Привязанные к каменным столбам рыбацкие лодки, суетливые старики с удочками, звонкоголосая, живо снующая ребятня и подходящие за водой женщины, — все это придавало берегам речки своеобразную прелесть. Елки на противоположном берегу напоминали девушек, подобравших подолы и намеревавшихся перейти речку вброд…
Хорошо!
Однако этот мой идиллический покой продлился недолго. Машинально опустив руку в карман с увольнительной, я похолодел… Потом меня бросило в жар. Не веря, — я вывернул карманы, но — увы! — увольнительной нигде не было.

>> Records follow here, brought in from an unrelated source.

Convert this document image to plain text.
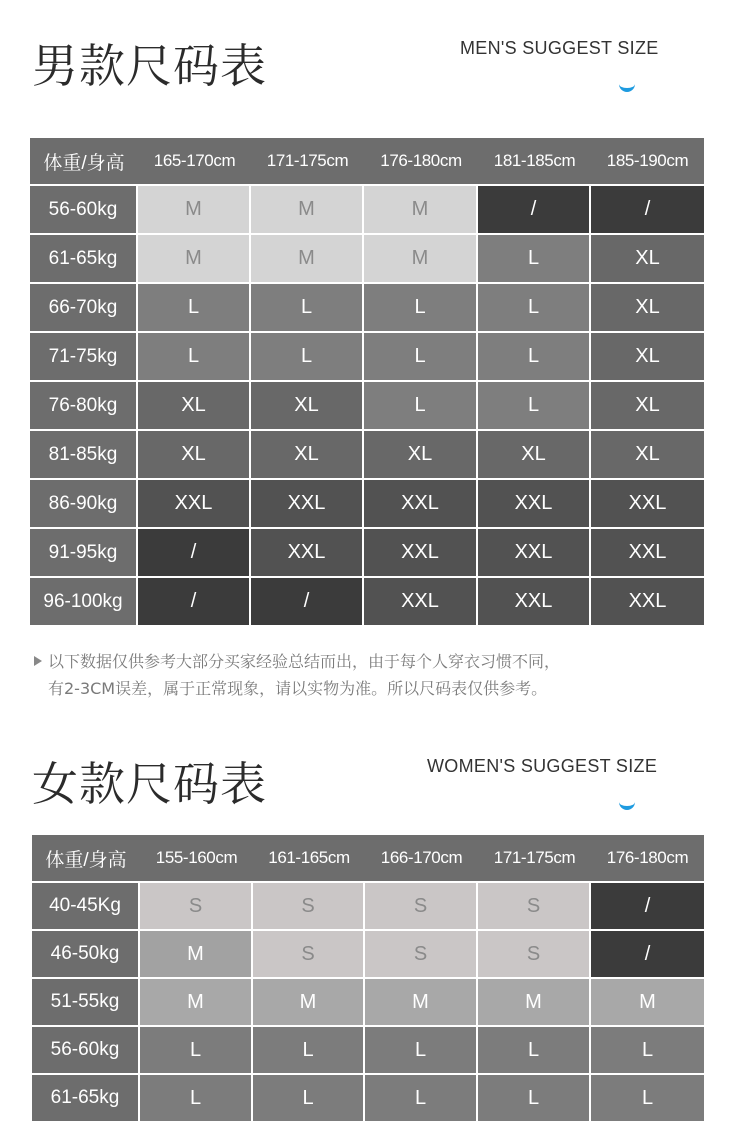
男款尺码表	MEN'S SUGGEST SIZE
体重/身高	165-170cm	171-175cm	176-180cm	181-185cm	185-190cm
56-60kg	M	M	M	/	/
61-65kg	M	M	M	L	XL
66-70kg	L	L	L	L	XL
71-75kg	L	L	L	L	XL
76-80kg	XL	XL	L	L	XL
81-85kg	XL	XL	XL	XL	XL
86-90kg	XXL	XXL	XXL	XXL	XXL
91-95kg	/	XXL	XXL	XXL	XXL
96-100kg	/	/	XXL	XXL	XXL
以下数据仅供参考大部分买家经验总结而出，由于每个人穿衣习惯不同，
有2-3CM误差，属于正常现象，请以实物为准。所以尺码表仅供参考。
女款尺码表	WOMEN'S SUGGEST SIZE
体重/身高	155-160cm	161-165cm	166-170cm	171-175cm	176-180cm
40-45Kg	S	S	S	S	/
46-50kg	M	S	S	S	/
51-55kg	M	M	M	M	M
56-60kg	L	L	L	L	L
61-65kg	L	L	L	L	L
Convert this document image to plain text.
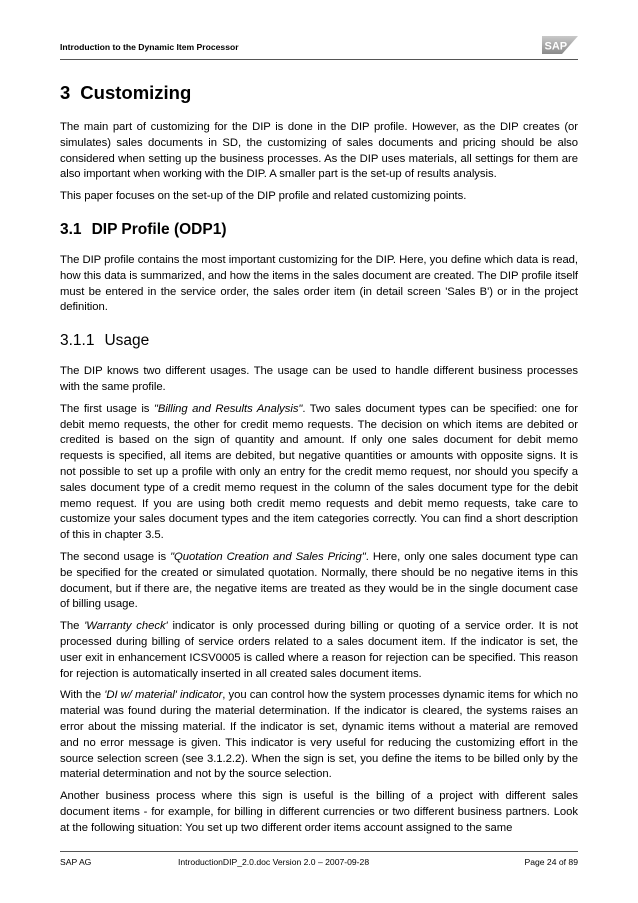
Introduction to the Dynamic Item Processor	SAP
3 Customizing

The main part of customizing for the DIP is done in the DIP profile. However, as the DIP creates (or simulates) sales documents in SD, the customizing of sales documents and pricing should be also considered when setting up the business processes. As the DIP uses materials, all settings for them are also important when working with the DIP. A smaller part is the set-up of results analysis.

This paper focuses on the set-up of the DIP profile and related customizing points.

3.1 DIP Profile (ODP1)

The DIP profile contains the most important customizing for the DIP. Here, you define which data is read, how this data is summarized, and how the items in the sales document are created. The DIP profile itself must be entered in the service order, the sales order item (in detail screen 'Sales B') or in the project definition.

3.1.1 Usage

The DIP knows two different usages. The usage can be used to handle different business processes with the same profile.

The first usage is "Billing and Results Analysis". Two sales document types can be specified: one for debit memo requests, the other for credit memo requests. The decision on which items are debited or credited is based on the sign of quantity and amount. If only one sales document for debit memo requests is specified, all items are debited, but negative quantities or amounts with opposite signs. It is not possible to set up a profile with only an entry for the credit memo request, nor should you specify a sales document type of a credit memo request in the column of the sales document type for the debit memo request. If you are using both credit memo requests and debit memo requests, take care to customize your sales document types and the item categories correctly. You can find a short description of this in chapter 3.5.

The second usage is "Quotation Creation and Sales Pricing". Here, only one sales document type can be specified for the created or simulated quotation. Normally, there should be no negative items in this document, but if there are, the negative items are treated as they would be in the single document case of billing usage.

The 'Warranty check' indicator is only processed during billing or quoting of a service order. It is not processed during billing of service orders related to a sales document item. If the indicator is set, the user exit in enhancement ICSV0005 is called where a reason for rejection can be specified. This reason for rejection is automatically inserted in all created sales document items.

With the 'DI w/ material' indicator, you can control how the system processes dynamic items for which no material was found during the material determination. If the indicator is cleared, the systems raises an error about the missing material. If the indicator is set, dynamic items without a material are removed and no error message is given. This indicator is very useful for reducing the customizing effort in the source selection screen (see 3.1.2.2). When the sign is set, you define the items to be billed only by the material determination and not by the source selection.

Another business process where this sign is useful is the billing of a project with different sales document items - for example, for billing in different currencies or two different business partners. Look at the following situation: You set up two different order items account assigned to the same

SAP AG	IntroductionDIP_2.0.doc Version 2.0 – 2007-09-28	Page 24 of 89
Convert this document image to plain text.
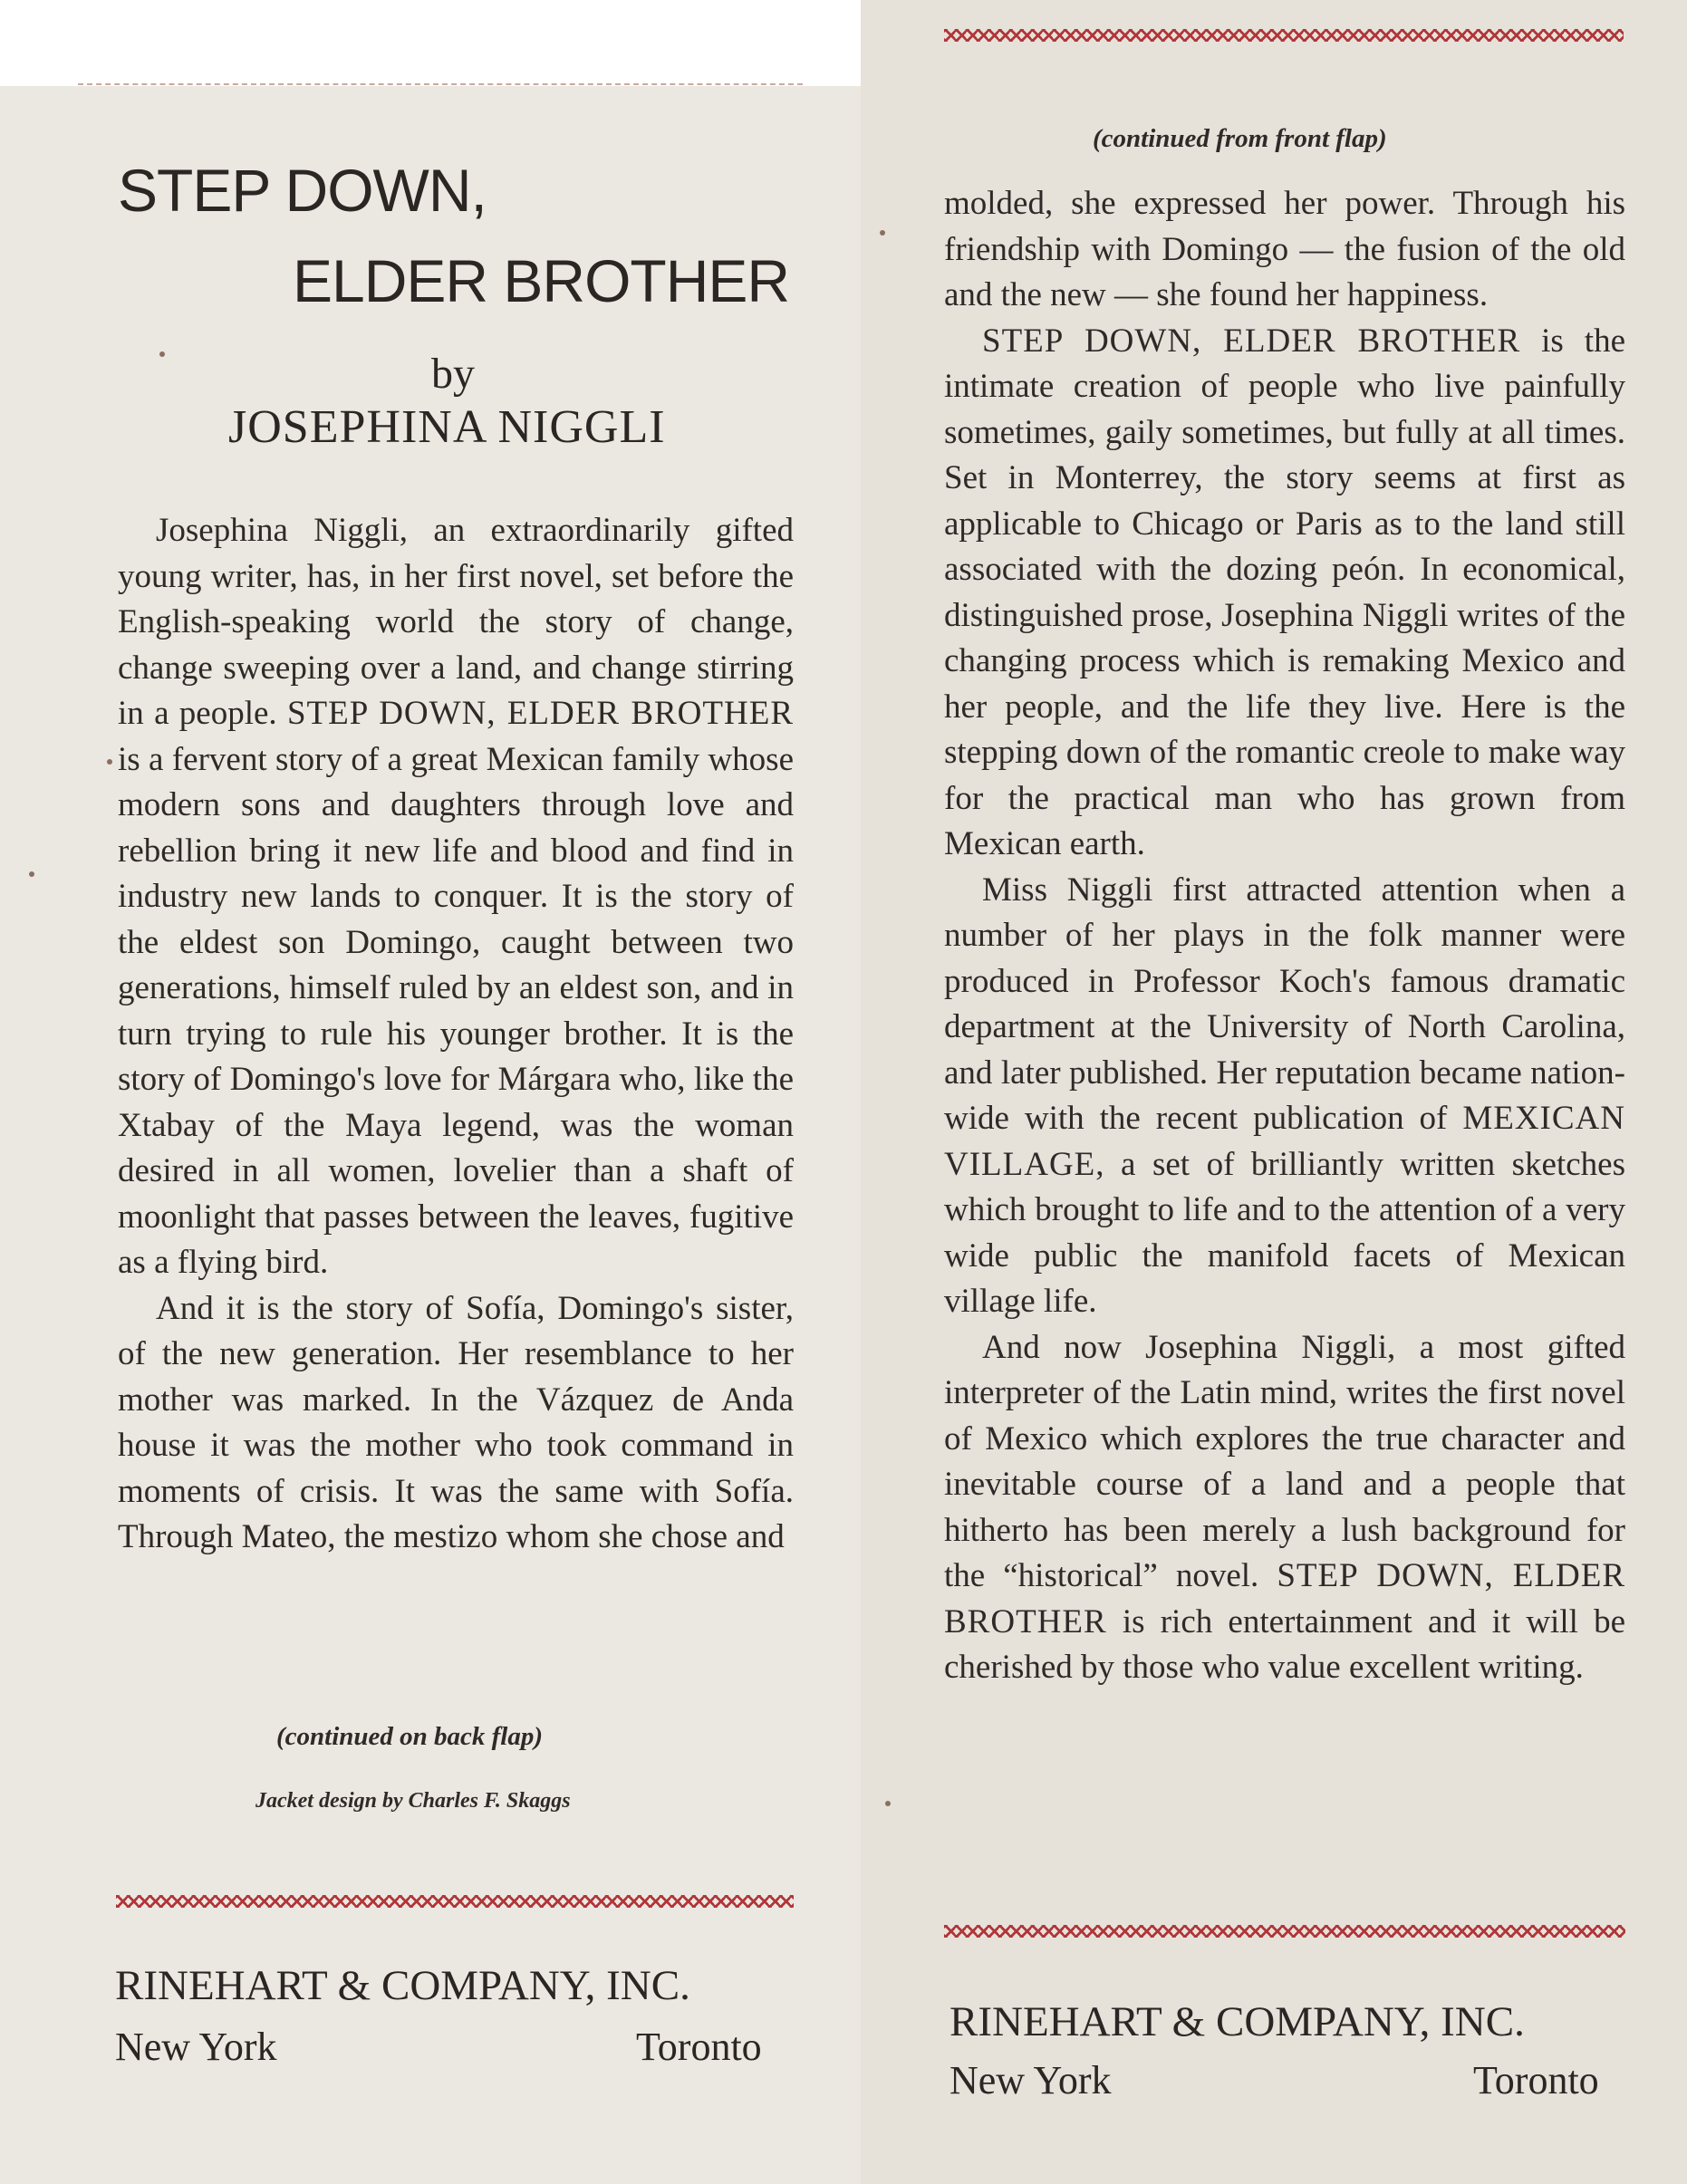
STEP DOWN,
ELDER BROTHER
by
JOSEPHINA NIGGLI

Josephina Niggli, an extraordinarily gifted young writer, has, in her first novel, set before the English-speaking world the story of change, change sweeping over a land, and change stirring in a people. STEP DOWN, ELDER BROTHER is a fervent story of a great Mexican family whose modern sons and daughters through love and rebellion bring it new life and blood and find in industry new lands to conquer. It is the story of the eldest son Domingo, caught between two generations, himself ruled by an eldest son, and in turn trying to rule his younger brother. It is the story of Domingo's love for Márgara who, like the Xtabay of the Maya legend, was the woman desired in all women, lovelier than a shaft of moonlight that passes between the leaves, fugitive as a flying bird.

And it is the story of Sofía, Domingo's sister, of the new generation. Her resemblance to her mother was marked. In the Vázquez de Anda house it was the mother who took command in moments of crisis. It was the same with Sofía. Through Mateo, the mestizo whom she chose and

(continued on back flap)
Jacket design by Charles F. Skaggs
RINEHART & COMPANY, INC.
New York	Toronto
(continued from front flap)

molded, she expressed her power. Through his friendship with Domingo — the fusion of the old and the new — she found her happiness.

STEP DOWN, ELDER BROTHER is the intimate creation of people who live painfully sometimes, gaily sometimes, but fully at all times. Set in Monterrey, the story seems at first as applicable to Chicago or Paris as to the land still associated with the dozing peón. In economical, distinguished prose, Josephina Niggli writes of the changing process which is remaking Mexico and her people, and the life they live. Here is the stepping down of the romantic creole to make way for the practical man who has grown from Mexican earth.

Miss Niggli first attracted attention when a number of her plays in the folk manner were produced in Professor Koch's famous dramatic department at the University of North Carolina, and later published. Her reputation became nation-wide with the recent publication of MEXICAN VILLAGE, a set of brilliantly written sketches which brought to life and to the attention of a very wide public the manifold facets of Mexican village life.

And now Josephina Niggli, a most gifted interpreter of the Latin mind, writes the first novel of Mexico which explores the true character and inevitable course of a land and a people that hitherto has been merely a lush background for the “historical” novel. STEP DOWN, ELDER BROTHER is rich entertainment and it will be cherished by those who value excellent writing.

RINEHART & COMPANY, INC.
New York	Toronto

И снова, не веря в случившееся, я тщательно перерыл всю одежду. Тщетно.
Оставалось одно — сматываться, и как можно скорее. Я нарочно выбрал улицу, начинающуюся у реки, — она мне показалась укромной, куда вряд ли ступает нога патруля. Улица действительно была тиха, безлюдна, и вскоре я успокоился, забыв об увольнительной, и о том даже — откуда и куда иду…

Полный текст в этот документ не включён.